Melansir data Refinitiv per pukul 10.00 WIB, rupiah menjadi salah satu mata uang yang tertekan di kawasan Asia dengan pelemahan sebesar 0,21% ke level Rp16.670/US$.
Selain rupiah, tekanan juga dialami oleh beberapa mata uang Asia lainnya, di antaranya dong Vietnam yang melemah 0,16% ke level 26.362/US$, peso Filipina yang turun 0,08% ke posisi 58,930/US$, serta baht Thailand yang terkoreksi tipis 0,03% ke level 31,86/US$.
Di sisi lain, sejumlah mata uang Asia justru mampu mencatatkan penguatan.
Won Korea Selatan menguat paling besar dengan kenaikan 0,39% ke posisi 1.467,69/US$, diikuti dolar Taiwan yang juga terapresiasi 0,39% ke level 31,142/US$.
Serta, yen Jepang yang mengalami penguatan 0,23% ke posisi 154,98/US$, sementara yuan China tercatat naik tipis 0,01% ke level 7,069/US$.
Di Asia Tenggara, dolar Singapura menguat 0,05% ke posisi 1,2952/US$ dan ringgit Malaysia juga naik 0,05% ke level 4,105/US$.
Sejalan dengan pergerakan tersebut, indeks dolar AS (DXY) tercatat melemah 0,09% ke level 98,899, memberikan ruang bagi sebagian mata uang Asia untuk bergerak menguat. Meski demikian, rupiah belum mampu memanfaatkan momentum tersebut.
Pergerakan mata uang Asia pada hari ini tak lepas dari dinamika eksternal, khususnya dari arah pergerakan indeks dolar AS (DXY). Pelaku pasar global kini tengah menantikan keputusan suku bunga bank sentral Amerika Serikat (The Fed) yang akan ditetapkan dalam rapat Federal Open Market Committee (FOMC) pada 9-10 Desember, atau Jumat dini hari waktu Indonesia.

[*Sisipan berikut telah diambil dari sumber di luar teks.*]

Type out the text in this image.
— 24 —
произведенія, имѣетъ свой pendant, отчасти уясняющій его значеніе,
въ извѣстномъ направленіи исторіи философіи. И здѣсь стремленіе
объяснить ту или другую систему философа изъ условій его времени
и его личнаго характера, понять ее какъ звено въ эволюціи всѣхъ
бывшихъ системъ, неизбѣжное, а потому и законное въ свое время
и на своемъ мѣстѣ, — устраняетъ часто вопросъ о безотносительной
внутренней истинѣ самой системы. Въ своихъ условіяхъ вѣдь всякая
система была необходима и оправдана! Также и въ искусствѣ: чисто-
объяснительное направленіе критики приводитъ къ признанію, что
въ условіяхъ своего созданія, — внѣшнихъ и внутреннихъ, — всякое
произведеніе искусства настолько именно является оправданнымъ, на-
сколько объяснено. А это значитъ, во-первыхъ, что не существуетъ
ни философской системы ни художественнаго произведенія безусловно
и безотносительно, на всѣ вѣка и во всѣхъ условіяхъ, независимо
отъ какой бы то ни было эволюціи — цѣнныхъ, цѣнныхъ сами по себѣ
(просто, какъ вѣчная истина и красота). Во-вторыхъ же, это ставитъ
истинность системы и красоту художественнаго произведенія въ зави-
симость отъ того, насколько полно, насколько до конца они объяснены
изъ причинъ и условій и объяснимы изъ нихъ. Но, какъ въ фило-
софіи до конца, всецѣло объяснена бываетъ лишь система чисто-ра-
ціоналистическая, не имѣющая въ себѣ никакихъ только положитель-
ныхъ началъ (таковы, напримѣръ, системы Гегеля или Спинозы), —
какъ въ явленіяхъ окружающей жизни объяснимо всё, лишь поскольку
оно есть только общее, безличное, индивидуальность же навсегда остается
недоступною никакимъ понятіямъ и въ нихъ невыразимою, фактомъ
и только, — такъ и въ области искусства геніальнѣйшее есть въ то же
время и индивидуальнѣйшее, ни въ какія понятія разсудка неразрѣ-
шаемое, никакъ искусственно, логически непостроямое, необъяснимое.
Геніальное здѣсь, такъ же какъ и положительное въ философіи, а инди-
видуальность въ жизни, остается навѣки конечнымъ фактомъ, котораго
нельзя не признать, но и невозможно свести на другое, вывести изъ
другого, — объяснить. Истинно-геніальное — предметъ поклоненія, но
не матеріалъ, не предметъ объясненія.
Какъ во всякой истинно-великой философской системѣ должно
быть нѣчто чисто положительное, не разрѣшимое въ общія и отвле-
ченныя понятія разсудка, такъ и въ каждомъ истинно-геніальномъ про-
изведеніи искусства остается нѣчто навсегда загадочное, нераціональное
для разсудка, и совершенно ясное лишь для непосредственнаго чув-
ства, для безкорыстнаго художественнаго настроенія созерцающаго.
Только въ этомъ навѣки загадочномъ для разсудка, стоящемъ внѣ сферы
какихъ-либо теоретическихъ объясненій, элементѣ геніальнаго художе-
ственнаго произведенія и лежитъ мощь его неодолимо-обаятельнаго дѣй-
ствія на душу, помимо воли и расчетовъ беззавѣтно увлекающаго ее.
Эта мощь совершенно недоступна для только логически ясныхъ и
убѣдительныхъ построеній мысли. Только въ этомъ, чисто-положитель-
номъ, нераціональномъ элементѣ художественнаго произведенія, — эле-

Berdasarkan CME FedWatch Tool, pasar saat ini memproyeksikan peluang sebesar 88,4% bahwa The Fed akan memangkas suku bunga acuannya sebesar 25 basis poin ke kisaran 3,50%-3,75% pada pertemuan mendatang. Ekspektasi ini kian menguat setelah sejumlah data ekonomi AS pekan lalu menunjukkan tanda-tanda pelemahan, khususnya di sektor tenaga kerja.
Laporan dari ADP serta Challenger, Gray & Christmas mencatat adanya peningkatan pemutusan hubungan kerja (PHK) serta kehilangan pekerjaan yang terjadi di luar perkiraan pasar. Kondisi ini memperkuat keyakinan investor bahwa pemangkasan suku bunga dari kisaran 3,75%-4,00% menuju 3,50%-3,75% hampir dipastikan terjadi.
Sentimen dovish juga diperkuat oleh rilis data Personal Consumption Expenditures (PCE) AS pada Jumat lalu yang menunjukkan inflasi kembali melandai. Data ini semakin membuka ruang bagi The Fed untuk melonggarkan kebijakan moneternya dalam waktu dekat.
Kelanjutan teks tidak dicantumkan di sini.